Pelican
- Southern's advertisement touting the Pelican service

Overview
- Service type: Inter-city rail
- Status: Discontinued
- Locale: Northeastern United States/Southeastern United States
- Last service: 1970
- Former operator(s): Southern Railway

Route
- Termini: New York, New York New Orleans, Louisiana
- Distance travelled: 1,114 mi (1,793 km)
- Average journey time: Southbound: 36 hrs 40 min; northbound: 38 hrs 50 min
- Train number(s): Southbound: 41; northbound: 42

On-board services
- Seating arrangements: Reclining seat coaches
- Sleeping arrangements: Open sections, roomettes, double bedrooms
- Catering facilities: Diner car, cafe-lounge

= Pelican (train) =

Former American passenger rail service

The Pelican was a named train of the Southern Railway which ran from New York City to New Orleans and back until 1970.

==Operations==
The Pelican (train #41) departed New York's Pennsylvania Station going south via the Pennsylvania Railroad to Washington, D.C., then on Southern's line to Lynchburg, Virginia, then to Bristol, Virginia via the Norfolk and Western Railway with a major stop in Roanoke, Virginia and several stops toward Bristol. From Bristol to New Orleans, the Pelican ran on Southern's line with major station stops in Knoxville, Tennessee, Chattanooga, Tennessee, Birmingham, Alabama, and Meridian, Mississippi. South of Birmingham it made more local stops than other Southern Railway trains on the Birmingham-New Orleans route, such as the Southerner.

Train #42, the northbound Pelican, reversed the route.

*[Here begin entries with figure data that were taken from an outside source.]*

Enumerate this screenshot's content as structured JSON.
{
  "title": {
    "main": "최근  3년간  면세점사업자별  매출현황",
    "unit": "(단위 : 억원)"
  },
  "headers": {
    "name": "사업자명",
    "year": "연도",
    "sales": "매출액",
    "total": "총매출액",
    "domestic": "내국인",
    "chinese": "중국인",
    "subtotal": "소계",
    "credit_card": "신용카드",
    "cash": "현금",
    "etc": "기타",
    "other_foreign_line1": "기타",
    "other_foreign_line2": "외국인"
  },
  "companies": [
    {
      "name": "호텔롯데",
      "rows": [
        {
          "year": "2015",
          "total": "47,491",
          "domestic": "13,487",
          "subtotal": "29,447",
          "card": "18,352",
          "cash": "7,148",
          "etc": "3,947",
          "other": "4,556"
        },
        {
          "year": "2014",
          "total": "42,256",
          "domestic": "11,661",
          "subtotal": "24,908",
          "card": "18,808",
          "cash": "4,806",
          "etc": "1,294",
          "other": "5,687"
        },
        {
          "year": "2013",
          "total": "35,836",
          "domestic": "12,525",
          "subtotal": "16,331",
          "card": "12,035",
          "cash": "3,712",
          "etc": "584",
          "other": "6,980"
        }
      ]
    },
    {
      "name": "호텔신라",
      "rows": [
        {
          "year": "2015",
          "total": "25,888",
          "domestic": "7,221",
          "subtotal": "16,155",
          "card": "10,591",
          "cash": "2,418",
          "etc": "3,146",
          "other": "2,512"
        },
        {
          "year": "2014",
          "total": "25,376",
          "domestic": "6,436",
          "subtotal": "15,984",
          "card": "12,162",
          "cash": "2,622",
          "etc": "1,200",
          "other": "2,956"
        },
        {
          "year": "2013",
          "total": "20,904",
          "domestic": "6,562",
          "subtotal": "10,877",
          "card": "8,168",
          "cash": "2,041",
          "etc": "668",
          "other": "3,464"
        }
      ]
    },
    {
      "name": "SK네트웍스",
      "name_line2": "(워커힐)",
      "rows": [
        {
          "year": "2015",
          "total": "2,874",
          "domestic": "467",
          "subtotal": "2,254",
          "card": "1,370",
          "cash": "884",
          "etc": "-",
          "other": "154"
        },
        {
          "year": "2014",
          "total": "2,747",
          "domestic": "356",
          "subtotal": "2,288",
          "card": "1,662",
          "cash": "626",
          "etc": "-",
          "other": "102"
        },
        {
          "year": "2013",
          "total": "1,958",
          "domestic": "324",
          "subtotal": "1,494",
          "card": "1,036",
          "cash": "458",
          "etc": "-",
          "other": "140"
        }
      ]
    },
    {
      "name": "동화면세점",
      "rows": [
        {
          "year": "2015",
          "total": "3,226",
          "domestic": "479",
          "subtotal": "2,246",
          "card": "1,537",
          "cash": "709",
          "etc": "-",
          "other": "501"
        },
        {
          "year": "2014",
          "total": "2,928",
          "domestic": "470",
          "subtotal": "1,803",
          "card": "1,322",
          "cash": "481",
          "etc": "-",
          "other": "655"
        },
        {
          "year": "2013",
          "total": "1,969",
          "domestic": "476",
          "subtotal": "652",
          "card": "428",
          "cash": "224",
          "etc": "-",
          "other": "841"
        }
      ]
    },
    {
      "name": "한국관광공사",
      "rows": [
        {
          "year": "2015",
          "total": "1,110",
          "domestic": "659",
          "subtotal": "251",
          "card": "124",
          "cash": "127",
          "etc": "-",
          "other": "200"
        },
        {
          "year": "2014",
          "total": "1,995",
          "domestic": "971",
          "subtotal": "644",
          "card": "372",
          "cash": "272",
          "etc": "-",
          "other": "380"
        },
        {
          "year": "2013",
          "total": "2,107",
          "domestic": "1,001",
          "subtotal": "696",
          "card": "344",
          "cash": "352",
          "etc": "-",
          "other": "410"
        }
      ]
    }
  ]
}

In 1957, the Pelican carried:
- A New York to New Orleans 10-roomette-6-double-bedroom sleeping car;
- A New York to Knoxville 10-roomette-6-double-bedroom car;
- A Washington to Shreveport 8-section-5-double-bedroom car (handled by Illinois Central Railroad's Southwestern Limited between Meridian and Shreveport);
- A New York to Knoxville 10-roomette-6-double-bedroom car;
- A New York to Bristol 10-roomette-6-double-bedroom car;
- A Washington to Williamson 10-roomette-6-double-bedroom car (handled by Norfolk and Western Railway's Cavalier between Roanoke and Williamson);
- A Petersburg to Bristol 10-section-1-compartment-2-double-bedroom car (handled by Norfolk and Western Railway's Cavalier between Petersburg and Roanoke);
- A Roanoke to Birmingham dining car;
- Washington to New Orleans coaches.

Into the 1950s, the train carried through sleeping cars which would split from the main route at Meridian and continue on the Illinois Central Railroad's Southwestern Limited into central Mississippi and central Louisiana to Shreveport, Louisiana. Timetables referred to section, compartment, and drawing room accommodations carrying from New York to Shreveport

==History==
O. Winston Link recorded the eastbound Pelican arriving in Rural Retreat, Virginia on December 24, 1957. The recording is noted as being one of the last recordings of a Norfolk and Western Class J locomotive as well as the chimes from the nearby church. The actual details are all steam power was discontinued on the Bristol Line (Radford, VA to Bristol, VA) after December 31, 1957. The Class J locomotives continued in passenger service on other divisions until April 1959.

With passenger traffic declining, the Pelican was combined with the Birmingham Special in 1970.